Ich praktiziere seit ca.12 Jahren immer wieder gerne Achtsamkeitsmeditation, und ich tue dies auf eine sehr einfache und persönliche Weise nach einem Einführungsbuch mit Anleitungen, das ich irgendwo in einem Antiquariat aus Neugier mitgenommen habe. Die Grundprinzipen scheinen, soweit ich das sehe, in Buddhismus, Zen und Daoismus weitgehend die selben zu sein.
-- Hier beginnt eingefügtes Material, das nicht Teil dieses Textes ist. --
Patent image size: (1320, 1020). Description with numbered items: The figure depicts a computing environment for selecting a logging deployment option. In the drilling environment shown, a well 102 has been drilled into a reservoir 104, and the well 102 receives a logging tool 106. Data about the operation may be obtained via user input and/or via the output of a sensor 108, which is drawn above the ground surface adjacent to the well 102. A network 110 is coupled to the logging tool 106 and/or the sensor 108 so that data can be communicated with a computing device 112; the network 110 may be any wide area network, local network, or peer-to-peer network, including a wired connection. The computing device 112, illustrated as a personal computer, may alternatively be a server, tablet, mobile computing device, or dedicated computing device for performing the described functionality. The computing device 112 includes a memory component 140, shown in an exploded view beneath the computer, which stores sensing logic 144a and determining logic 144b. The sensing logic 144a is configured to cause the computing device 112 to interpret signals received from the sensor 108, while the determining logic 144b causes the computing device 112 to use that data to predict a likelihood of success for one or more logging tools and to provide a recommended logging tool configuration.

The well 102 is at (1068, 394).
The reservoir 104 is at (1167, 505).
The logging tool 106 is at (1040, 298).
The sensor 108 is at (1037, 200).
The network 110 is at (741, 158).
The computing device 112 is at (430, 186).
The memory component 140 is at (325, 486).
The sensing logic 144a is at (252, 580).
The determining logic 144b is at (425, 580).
Der Autor spricht in seinem Artikel ein Thema an, das mich seither immer wieder beschäftigt: das Problem einer rein kompensatorischen Verwendung dieser Praktiken, die nur zum Ziel hat, in einem Alltag, der diesen Prinzipien diametral entgegensteht, wieder besser zu "funktionieren". Im Extremfall wird daraus ein lukratives Achtsamkeits- Business, das gestressten, burnoutgefährdeten Managern für teures Geld Wochenendseminare in ausgedienten Klöstern verkauft, damit sie mal für eine kurze Zeit normal (oder "sich sebst") sein können. Anstatt zu einer gesünderen Lebensweise zu führen, wird Meditation dazu verwendet, die "falsche" Lebensweise eines planmässig ungesunden Alltags besser zu ertragen - und zementiert diesen dadurch erst recht. Und das ist das Gegenteil von dem, was meines Erachtens ihr Sinn wäre.
Einen gewissen Konflikt von Achtsamkeitspraktiken und Alltag scheint es schon immer gegeben zu haben. Darauf deutet hin, dass Zen, Vipassana etc. seit jeher tendenziell in abgeschiedenen Gemeinschaften gepfegt wurden.
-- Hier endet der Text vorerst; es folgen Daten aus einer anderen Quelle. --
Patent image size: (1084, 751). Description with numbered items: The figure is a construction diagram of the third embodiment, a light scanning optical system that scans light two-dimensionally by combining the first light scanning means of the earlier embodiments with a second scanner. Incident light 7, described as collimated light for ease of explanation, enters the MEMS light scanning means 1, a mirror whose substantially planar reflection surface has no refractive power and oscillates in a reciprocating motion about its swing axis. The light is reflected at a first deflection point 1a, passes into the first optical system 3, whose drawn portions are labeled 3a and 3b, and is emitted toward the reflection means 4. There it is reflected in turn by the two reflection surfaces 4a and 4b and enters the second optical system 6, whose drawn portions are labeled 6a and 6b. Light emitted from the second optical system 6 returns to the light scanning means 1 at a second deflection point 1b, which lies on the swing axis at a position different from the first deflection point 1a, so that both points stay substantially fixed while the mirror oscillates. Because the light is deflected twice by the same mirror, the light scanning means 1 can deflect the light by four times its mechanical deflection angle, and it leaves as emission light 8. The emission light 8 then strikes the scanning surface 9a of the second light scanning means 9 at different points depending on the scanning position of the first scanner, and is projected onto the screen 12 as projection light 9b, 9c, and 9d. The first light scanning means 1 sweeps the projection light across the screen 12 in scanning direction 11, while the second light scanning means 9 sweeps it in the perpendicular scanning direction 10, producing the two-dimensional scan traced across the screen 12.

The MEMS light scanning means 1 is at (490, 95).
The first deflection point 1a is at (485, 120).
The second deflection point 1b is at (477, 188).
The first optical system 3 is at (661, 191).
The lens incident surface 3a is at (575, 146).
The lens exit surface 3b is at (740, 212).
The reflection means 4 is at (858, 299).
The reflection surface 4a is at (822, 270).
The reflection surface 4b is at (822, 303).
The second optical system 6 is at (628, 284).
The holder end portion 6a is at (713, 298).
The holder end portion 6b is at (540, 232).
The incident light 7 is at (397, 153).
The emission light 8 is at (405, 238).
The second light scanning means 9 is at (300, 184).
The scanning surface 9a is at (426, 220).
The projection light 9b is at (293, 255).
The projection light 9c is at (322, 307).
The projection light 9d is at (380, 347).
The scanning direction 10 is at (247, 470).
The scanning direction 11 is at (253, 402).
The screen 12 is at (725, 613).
Der Gegensatz von Achtsamkeitspraxis und Alltag ist in einer modernen, von Uhren, Zeitplänen und Terminen dominierten Welt sicher noch grösser als in den früheren, (Reis-) bäuerlichen Gesellschaften, in denen sie ursprünglich entstanden. Dennoch, eine rein kompensatorische Verwendung, die den praktischen Alltag nicht berührt und verändert, verfehlt für mich im Endeffekt den Sinn und bringt die Gefahr mit sich, nur den Raubbau an sich selbst und anderen zu optimieren.
Das Posting wurde vom Benutzer editiert (22.08.2021 13:20).